# firefox 4 cario-tea compile error



## mabadi (Apr 22, 2011)

I'm a newbie in FreeBSD. I updated the ports tree with *portsnap* to install firefox4 in FreeBSD 8.2, but when I try to compile with *make install clean* it gives me an error. Please help me to install firefox 4. I am Iranian and this install is very important for my security.

config.log
config.cache


----------



## mamalos (Apr 23, 2011)

Try *pkg_add -r firefox*. This will install firefox4 by default from packages.


----------



## mabadi (Apr 23, 2011)

This command does not work. When I used [CMD=]pkd_add -r firefox[/CMD] nothing happened and no package will load. Can I download package from somewhere and install it manually?


----------



## mamalos (Apr 23, 2011)

In order to download the package manually and install it from your box, run *fetch ftp://ftp.freebsd.org/pub/FreeBSD/ports/i386/packages/Latest/firefox.tbz* (if your machine is 64-bit, then replace i386 with amd64 on the URL), and then run *pkg_add firefox.tbz* (omitting the '-r') to install it. 

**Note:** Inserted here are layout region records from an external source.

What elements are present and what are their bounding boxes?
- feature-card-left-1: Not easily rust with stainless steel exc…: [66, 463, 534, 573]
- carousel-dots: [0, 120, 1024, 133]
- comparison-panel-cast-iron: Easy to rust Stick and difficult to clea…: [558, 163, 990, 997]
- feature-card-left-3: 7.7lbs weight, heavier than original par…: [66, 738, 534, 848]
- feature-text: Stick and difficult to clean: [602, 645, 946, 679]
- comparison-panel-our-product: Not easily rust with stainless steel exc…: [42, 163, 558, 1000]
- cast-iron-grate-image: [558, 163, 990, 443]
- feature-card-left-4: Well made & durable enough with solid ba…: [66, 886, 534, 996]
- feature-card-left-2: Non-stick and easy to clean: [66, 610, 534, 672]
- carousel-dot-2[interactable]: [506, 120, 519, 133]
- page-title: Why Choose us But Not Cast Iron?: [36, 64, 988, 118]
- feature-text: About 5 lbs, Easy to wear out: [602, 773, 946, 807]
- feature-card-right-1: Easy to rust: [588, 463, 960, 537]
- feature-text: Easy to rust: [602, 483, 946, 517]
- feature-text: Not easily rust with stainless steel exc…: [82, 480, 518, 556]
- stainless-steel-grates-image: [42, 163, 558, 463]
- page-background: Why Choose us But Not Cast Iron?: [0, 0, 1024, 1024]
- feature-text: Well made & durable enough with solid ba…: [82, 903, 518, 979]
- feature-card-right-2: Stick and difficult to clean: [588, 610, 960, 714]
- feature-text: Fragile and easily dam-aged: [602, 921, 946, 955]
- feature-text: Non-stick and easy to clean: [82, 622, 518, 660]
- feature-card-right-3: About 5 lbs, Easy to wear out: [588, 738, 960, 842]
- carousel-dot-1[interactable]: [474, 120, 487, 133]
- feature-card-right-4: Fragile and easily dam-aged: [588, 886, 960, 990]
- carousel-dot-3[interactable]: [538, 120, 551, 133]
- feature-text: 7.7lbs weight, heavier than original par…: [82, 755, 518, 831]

You can use whatever method you prefer to download the package (ftp, some other browser, etc).


----------



## poh-poh (Apr 23, 2011)

cairo-tee.h is provided by graphics/cairo since 1.10.2_1,1 by 02 Mar 2011 while firefox4 landed the tree by 22 Mar 2011. Before installing new ports make sure that at least its dependencies are up to date.


----------



## mabadi (Apr 24, 2011)

Thank you, poh-poh. My problem is solved with recompile of cairo.


----------



## selasion (Jul 2, 2011)

The same thing with firefox5. I recompiled graphics/cairo with *make config* and checked all. After that everything is OK!


----------